There's stuff, and there's nothing.

Quantum theory says that the most important things is stuff, which exists through energy exciting the nothingness. Stuff only exist when they're interacting with other stuff, and the nothing temporarily becomes something when energy excites it and makes it into stuff.

Relativity says that nothing is the most important thing, and stuff is defined by its position relative to other stuff in the nothing. Basically, if you're moving, it can be perceived as everything else is moving around you instead of you moving. Large stuff distorts nothing, creating an area in the nothingness of movement. The classic analogy used to explain this is describing space as a rubber sheet: - If you put a heavy object at a point on a rubber sheet, it dips, creating a distortion both in the rubber sheet, and causing other objects to roll towards that dip.

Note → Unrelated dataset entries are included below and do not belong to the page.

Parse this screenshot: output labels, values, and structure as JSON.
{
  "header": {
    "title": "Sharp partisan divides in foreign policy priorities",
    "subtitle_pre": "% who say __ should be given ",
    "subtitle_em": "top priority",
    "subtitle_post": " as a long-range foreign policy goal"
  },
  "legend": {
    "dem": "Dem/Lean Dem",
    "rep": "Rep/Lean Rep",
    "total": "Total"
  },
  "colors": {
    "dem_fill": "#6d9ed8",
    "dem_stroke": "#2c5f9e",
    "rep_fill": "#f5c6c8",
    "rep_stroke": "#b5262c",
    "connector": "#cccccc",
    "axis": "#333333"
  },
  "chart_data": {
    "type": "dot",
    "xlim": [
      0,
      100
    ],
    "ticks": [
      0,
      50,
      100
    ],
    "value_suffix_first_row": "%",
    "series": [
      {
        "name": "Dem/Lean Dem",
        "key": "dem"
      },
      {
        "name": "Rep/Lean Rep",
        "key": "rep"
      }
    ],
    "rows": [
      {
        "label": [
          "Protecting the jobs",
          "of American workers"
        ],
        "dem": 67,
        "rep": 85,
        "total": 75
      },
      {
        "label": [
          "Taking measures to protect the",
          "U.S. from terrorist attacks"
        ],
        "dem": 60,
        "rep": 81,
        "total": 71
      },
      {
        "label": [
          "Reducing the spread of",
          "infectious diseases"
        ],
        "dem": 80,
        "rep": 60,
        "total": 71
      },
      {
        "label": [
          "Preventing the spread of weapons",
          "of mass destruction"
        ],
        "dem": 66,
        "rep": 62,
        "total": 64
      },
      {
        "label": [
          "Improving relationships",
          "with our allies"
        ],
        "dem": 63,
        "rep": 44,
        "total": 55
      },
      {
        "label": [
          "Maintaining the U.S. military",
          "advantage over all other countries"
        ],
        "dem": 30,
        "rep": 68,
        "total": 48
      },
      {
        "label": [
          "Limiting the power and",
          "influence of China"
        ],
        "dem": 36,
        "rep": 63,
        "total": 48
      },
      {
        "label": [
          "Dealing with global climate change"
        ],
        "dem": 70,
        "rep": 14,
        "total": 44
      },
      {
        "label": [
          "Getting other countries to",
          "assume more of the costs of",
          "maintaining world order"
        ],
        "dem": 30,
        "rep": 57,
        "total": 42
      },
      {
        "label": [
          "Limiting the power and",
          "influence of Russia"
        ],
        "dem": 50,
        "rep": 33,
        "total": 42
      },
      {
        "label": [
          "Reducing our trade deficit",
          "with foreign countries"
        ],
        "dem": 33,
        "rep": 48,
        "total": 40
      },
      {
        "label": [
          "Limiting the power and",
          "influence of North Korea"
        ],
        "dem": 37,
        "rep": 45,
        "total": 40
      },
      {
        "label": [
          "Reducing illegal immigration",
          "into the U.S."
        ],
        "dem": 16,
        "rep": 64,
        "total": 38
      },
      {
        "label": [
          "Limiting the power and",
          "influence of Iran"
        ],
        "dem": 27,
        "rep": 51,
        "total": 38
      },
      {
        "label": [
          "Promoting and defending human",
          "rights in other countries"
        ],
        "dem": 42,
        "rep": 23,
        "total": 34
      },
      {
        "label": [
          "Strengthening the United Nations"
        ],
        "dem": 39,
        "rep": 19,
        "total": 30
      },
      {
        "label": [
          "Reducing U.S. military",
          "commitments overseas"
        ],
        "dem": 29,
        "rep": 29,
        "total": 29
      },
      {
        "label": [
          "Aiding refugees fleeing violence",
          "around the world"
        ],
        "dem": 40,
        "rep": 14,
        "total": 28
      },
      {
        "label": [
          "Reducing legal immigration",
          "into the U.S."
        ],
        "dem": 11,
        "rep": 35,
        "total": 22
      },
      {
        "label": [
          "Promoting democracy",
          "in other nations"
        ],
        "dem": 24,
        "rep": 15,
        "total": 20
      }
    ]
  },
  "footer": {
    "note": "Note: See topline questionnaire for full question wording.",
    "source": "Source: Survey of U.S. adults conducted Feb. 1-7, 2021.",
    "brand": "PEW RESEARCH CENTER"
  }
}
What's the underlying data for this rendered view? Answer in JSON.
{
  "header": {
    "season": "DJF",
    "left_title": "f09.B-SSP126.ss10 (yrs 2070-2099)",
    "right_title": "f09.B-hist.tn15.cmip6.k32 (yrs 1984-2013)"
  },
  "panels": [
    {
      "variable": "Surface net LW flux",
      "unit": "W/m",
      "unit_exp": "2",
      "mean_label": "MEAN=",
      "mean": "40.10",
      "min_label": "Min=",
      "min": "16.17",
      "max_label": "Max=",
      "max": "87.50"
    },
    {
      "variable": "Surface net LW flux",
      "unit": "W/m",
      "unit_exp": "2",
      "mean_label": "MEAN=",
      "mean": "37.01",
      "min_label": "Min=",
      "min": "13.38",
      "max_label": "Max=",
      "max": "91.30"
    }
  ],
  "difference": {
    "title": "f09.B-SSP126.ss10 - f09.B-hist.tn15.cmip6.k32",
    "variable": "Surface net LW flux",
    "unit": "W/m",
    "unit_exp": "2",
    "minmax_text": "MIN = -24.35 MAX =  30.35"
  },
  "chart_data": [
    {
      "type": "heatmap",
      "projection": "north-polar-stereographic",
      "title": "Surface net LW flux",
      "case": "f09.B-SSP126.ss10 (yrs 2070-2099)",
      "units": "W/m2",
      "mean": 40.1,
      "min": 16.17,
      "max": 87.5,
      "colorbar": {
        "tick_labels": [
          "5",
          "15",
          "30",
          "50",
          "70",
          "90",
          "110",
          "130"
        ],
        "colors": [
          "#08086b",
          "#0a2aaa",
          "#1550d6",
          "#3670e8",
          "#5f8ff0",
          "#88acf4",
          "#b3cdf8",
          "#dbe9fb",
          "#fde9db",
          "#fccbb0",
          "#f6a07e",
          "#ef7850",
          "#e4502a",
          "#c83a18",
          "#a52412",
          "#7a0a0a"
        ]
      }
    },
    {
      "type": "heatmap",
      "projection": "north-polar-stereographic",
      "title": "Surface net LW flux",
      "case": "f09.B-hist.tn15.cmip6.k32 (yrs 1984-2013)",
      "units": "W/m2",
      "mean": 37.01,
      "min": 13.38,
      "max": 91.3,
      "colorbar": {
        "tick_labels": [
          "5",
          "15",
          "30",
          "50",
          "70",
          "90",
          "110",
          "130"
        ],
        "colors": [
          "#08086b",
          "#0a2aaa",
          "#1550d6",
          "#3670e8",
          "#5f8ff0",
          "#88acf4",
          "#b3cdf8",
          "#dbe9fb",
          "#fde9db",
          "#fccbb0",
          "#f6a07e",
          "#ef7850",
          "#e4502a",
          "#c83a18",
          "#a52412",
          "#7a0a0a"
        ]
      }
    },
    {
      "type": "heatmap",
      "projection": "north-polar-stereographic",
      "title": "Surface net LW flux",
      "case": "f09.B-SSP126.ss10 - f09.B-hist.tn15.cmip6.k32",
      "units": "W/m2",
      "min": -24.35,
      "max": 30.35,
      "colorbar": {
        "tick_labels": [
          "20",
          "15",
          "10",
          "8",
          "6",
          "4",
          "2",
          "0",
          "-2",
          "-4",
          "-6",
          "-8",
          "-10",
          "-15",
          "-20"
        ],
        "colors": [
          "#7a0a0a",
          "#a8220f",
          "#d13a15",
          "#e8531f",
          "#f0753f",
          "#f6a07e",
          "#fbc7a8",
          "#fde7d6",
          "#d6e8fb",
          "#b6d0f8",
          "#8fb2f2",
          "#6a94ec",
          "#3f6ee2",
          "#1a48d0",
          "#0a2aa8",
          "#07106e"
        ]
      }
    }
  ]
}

The main reason they're incompatible is that quantum theory says that everything is made up of little bits of stuff, while relativity says that everything is made up of a continuous near-nothing.

Neuroscience generally focuses from the biological point of view, saying what we see if what exists. It might be better for neuroscience and psychology if we think of what we perceive as as close to the real world as a train map is to the train lines - ie. we're mapping stuff - instead of that assumption.

Neuroscientists should stop thinking in terms of classic Newtonian physics and scaling it down to brain signals, but think in terms of modern quantum theory and/or relativity and scale up."

To summarise: It's got some rather mediocre explanations of quantum theory and relativity (I'm not saying I could provide a better one), points out that Newtonian physics is an approximation, and then preaches that on the scale of brain signals, it might be better to try and use quantum theory and/or relativity and scale up rather than rely on Newtonian approximations to understand neuroscience.